А в ложе хорошо, темновато, от зала ее наполовину закрывает голубой бархат. И стулья бархатные, красные. На пружинисто-выпуклых сиденьях вышоркались темные круги.
Садимся к барьеру, тоже обитому бархатом, облокачиваемся, глазеем в зал.
Я как чумной, радостно растерянный. Все обрушилось на меня пестрым праздником. И рядом со мной девочка из этого праздника, и я касаюсь ее локтем, и ее пушистые волосы щекочут мою щеку.
А внизу жужжит зал. По проходам люди идут, пробираются между рядами, хлопают откидными сиденьями. В руках белеют какие-то бумажки.
Над залом, на пяти цепях, висит целый пожар из стекла и света. Наверное, еще от купцов осталось. Мне Шура говорил, что здесь при царе купеческое собрание было. А теперь это Рабочий Дворец.
Интересно смотреть на музыкантов в оркестровой яме, заставленной пюпитрами. Они дудят, пиликают, бьют в барабан, в тарелки.
— Это еще не играют! Это они настраиваются! — говорит мне в ухо Галя.
А над музыкантами закрывает сцену пребольшущий, в тяжелых складках, занавес. Синий бархат. Его словно изрыли.
Три раза звенит. Гаснет внезапно пожар над залом. Становится даже будто прохладнее. Только занавес упирается, давит луч прожектора. Да в оркестровой яме светляками светятся над пюпитрами лампочки. Их прикрывают сверху черные колпачки. Говор, пиликанье, дуденье обрываются. Тишина. Застучал кто-то палочкой. Галя шепчет о дирижере.
И вдруг как бы все в театре и внутри меня запело, зазвучало…
Плывет занавес… Лесная поляна… Танцуют юноши и девушки… Танцуют радостно. И каждое их движение как бы звучит…
Не понимаю, не понимаю, что там на сцене происходит. Но с Галей не пропадешь! Рот ее не закрывается:
— Вон тот — принц Зигфрид. Он сегодня именинник. А это все его друзья. Они поздравляют его… А эта вон — Фенечка. Она подлиза. К директору из-за ролей подлизывается. Мама говорила…
Вторая картина мне нравится больше. Я вижу дикие скалы. А между ними таинственное озеро. Медленно проплывают лебеди. На моих глазах из-за скал всходит луна. Во рту у меня пересыхает. А музыка звучит-звучит, ширится.
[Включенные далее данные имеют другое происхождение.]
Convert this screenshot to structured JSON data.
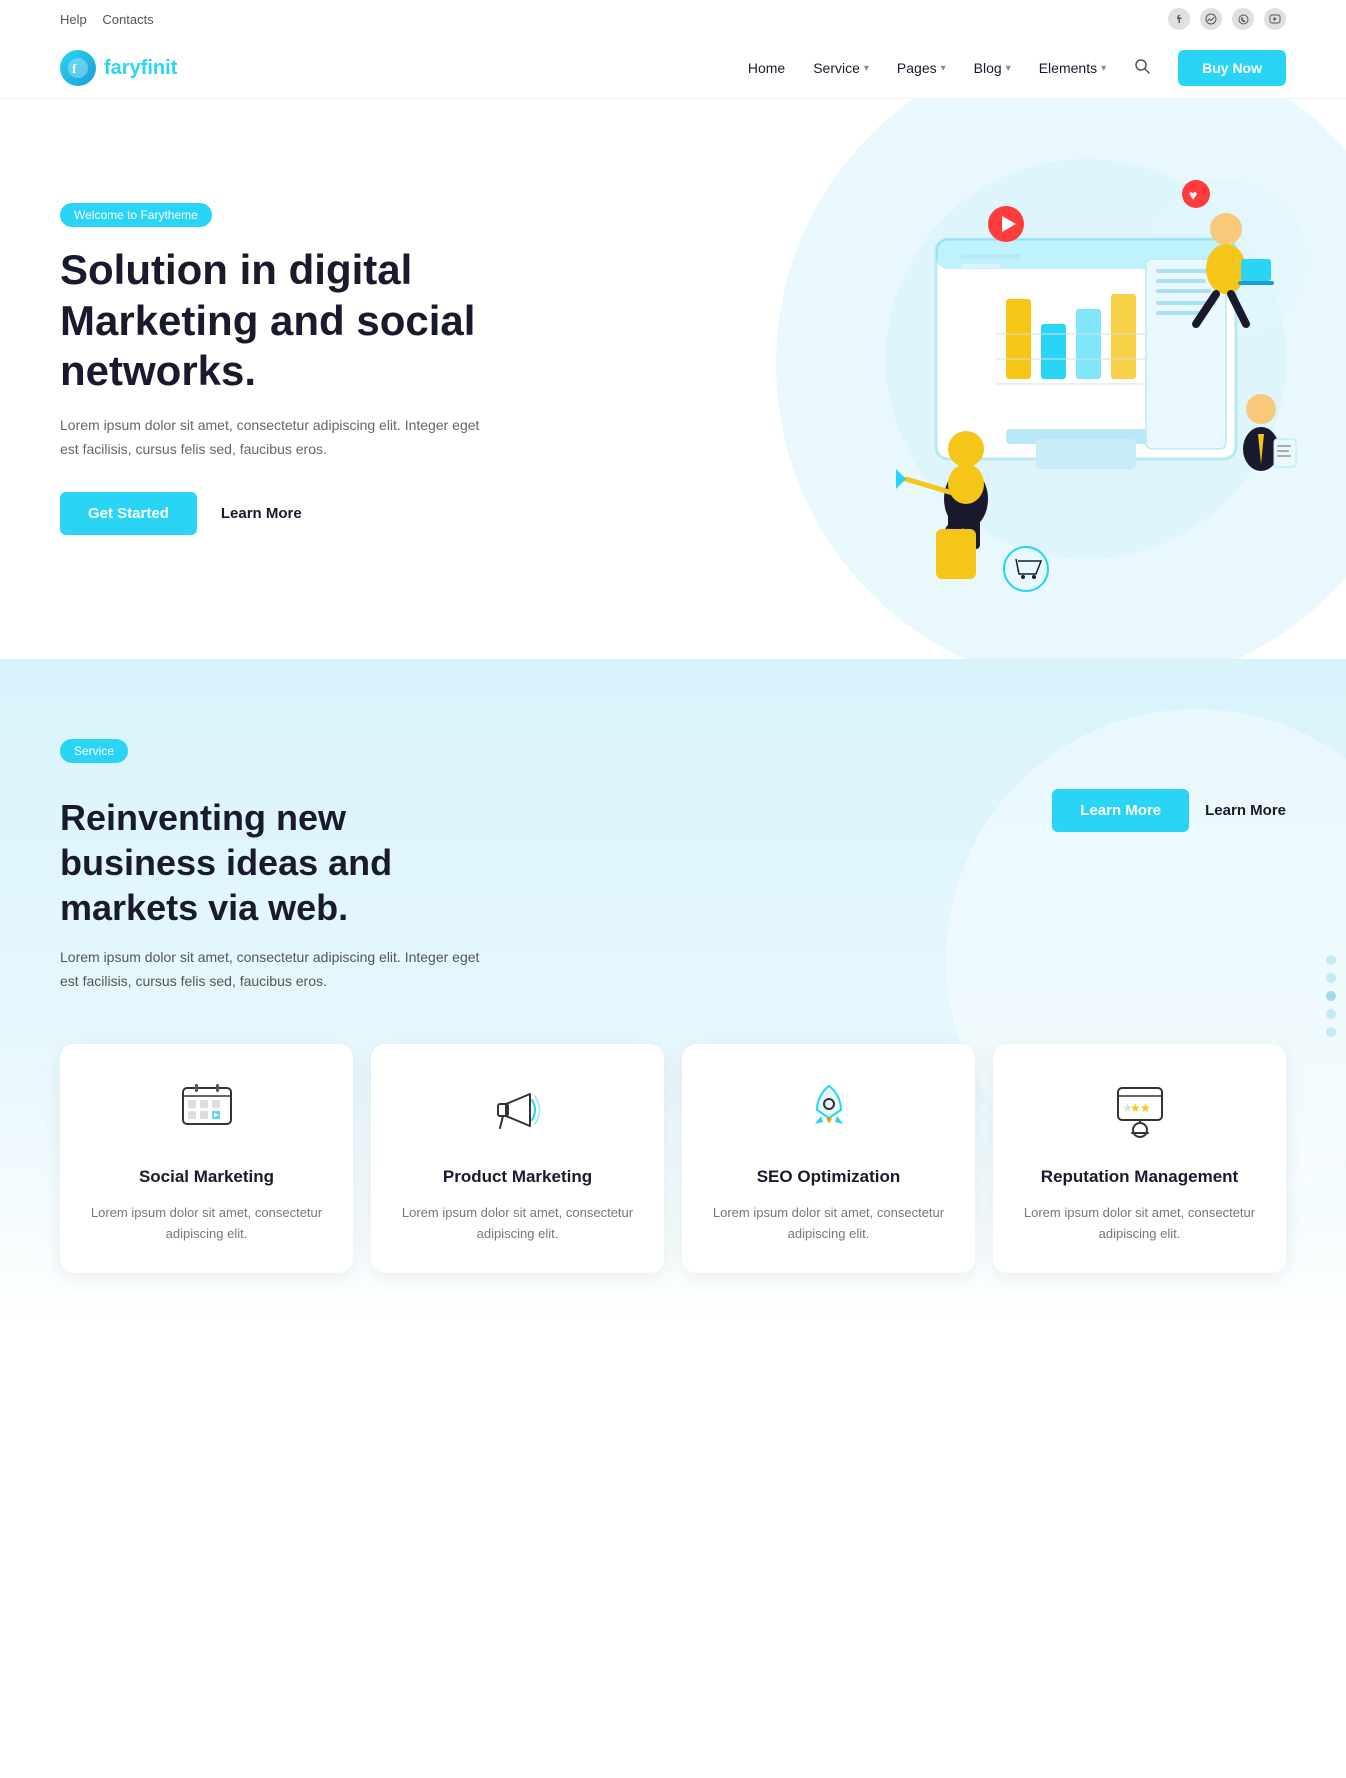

— Здесь живет злой волшебник Ротбард, — шепчет Галя. — Видишь, птицы. Это заколдованные девушки-лебеди. Вот если кто-то кого-то очень полюбит, ну, на всю жизнь — тогда они снова станут людьми. Вот эта, видишь, справа — это принцесса Одетта. Ее танцует моя мама. Ее полюбит принц, а она — его.
Я смотрю на Галю с уважением и робостью. Сколько она знает и какие слова говорит!
Принц мне совсем не нравится. Без штанов он. Я так и заявляю Гале. Она фыркает в платочек.
— Он же в трико! Понимаешь? Кто в брюках танцует? И потом это сказка!
Театр, и темная ложа, и музыка, и лебеди, и озеро, и шепот, и теплое дыхание в мою щеку…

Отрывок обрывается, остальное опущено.